Driving this car was very pleasant. The seats are extremely comfortable for an economy car, unlike the Neon with its flat, contour-less seats. Cavalier also has great visibility through all of its windows. The armrests molded on the door were perfectly placed and added support on my long drives to work. For a two-door coupe, the back seat is very large and could quite conceivably fit three people comfortably. This seat also folds down to add to the already large trunk space.
Small cars are great because with their limited interior space, you can usually find everything very easily. Cavalier is no exception. The console is cleverly thought out to provide plenty of pockets for those extra driving accessories and a set of deep, stable cup holders. The stick shift is very small and takes some time getting used to, but I liked its ease of handling and shorter shifting movements. This Cavalier has two large mirrors on the passenger and driver visors and is equipped with a keyless remote. The lighter is very poorly placed under the steering wheel. For those of you who would consistently use the lighter for your phone, CD player, or radar detector, this feature is very inconvenient.
The Cavalier corners very well, due in part to its sport suspension and MacPherson struts. Chevy has also designed a very powerful 2.4-liter engine. The Z24 gets an average 33 mpg on the highway, 23 mpg in the city. The engine is sophisticated enough to want to run itself. In fact, a light on the dash goes on when the engine has hit 2100 rpm to let you know it is time to shift. For a beginning, five-speed manual transmission driver or someone concerned with optimum fuel economy, this feature is very helpful; however, for people who opt to shift at a higher rpm, this light soon becomes annoying.
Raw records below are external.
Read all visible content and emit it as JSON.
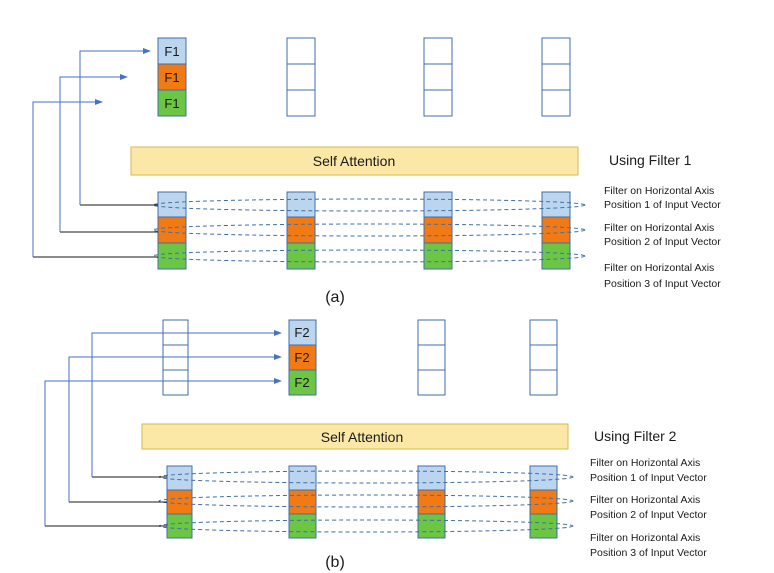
{
  "colors": {
    "blue": "#bcd5ee",
    "orange": "#f17a14",
    "green": "#6cc644",
    "arrow": "#4472c4",
    "cell_border": "#3f6fa9",
    "sa_fill": "#fbe8a6",
    "sa_border": "#d7b84f",
    "dash": "#3f6fa9"
  },
  "panel_a": {
    "output_labels": [
      "F1",
      "F1",
      "F1"
    ],
    "self_attention": "Self Attention",
    "filter_title": "Using Filter 1",
    "notes": [
      {
        "line1": "Filter on Horizontal Axis",
        "line2": "Position 1 of Input Vector"
      },
      {
        "line1": "Filter on Horizontal Axis",
        "line2": "Position 2 of Input Vector"
      },
      {
        "line1": "Filter on Horizontal Axis",
        "line2": "Position 3 of Input Vector"
      }
    ],
    "label": "(a)"
  },
  "panel_b": {
    "output_labels": [
      "F2",
      "F2",
      "F2"
    ],
    "self_attention": "Self Attention",
    "filter_title": "Using Filter 2",
    "notes": [
      {
        "line1": "Filter on Horizontal Axis",
        "line2": "Position 1 of Input Vector"
      },
      {
        "line1": "Filter on Horizontal Axis",
        "line2": "Position 2 of Input Vector"
      },
      {
        "line1": "Filter on Horizontal Axis",
        "line2": "Position 3 of Input Vector"
      }
    ],
    "label": "(b)"
  }
}
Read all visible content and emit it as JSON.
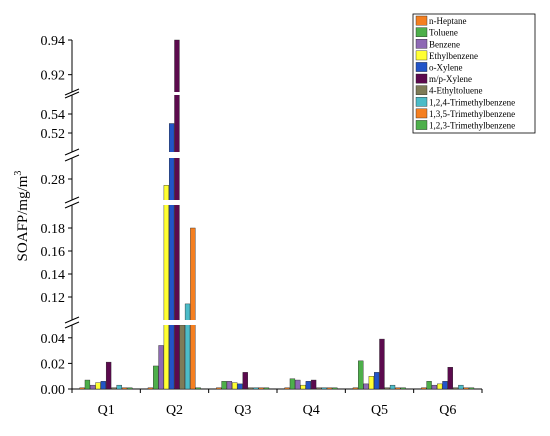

The engine also complains loudly if it is not running in a higher gear.
I enjoy guessing how much a car is while I am driving it, waiting until the last day to check the actual price. Compared to my estimates, most cars are way too overpriced for what they show me on the road. The Cavalier's price nailed my estimate almost perfectly. Starting at $14,500 and ranging to $16,300 with options, Cavalier is competitive in its class. Spending the extra money for the better option packages is well worth it for this car, but if this is your first car, you could probably live without the high performance engine, the power windows and locks, and the keyless remote.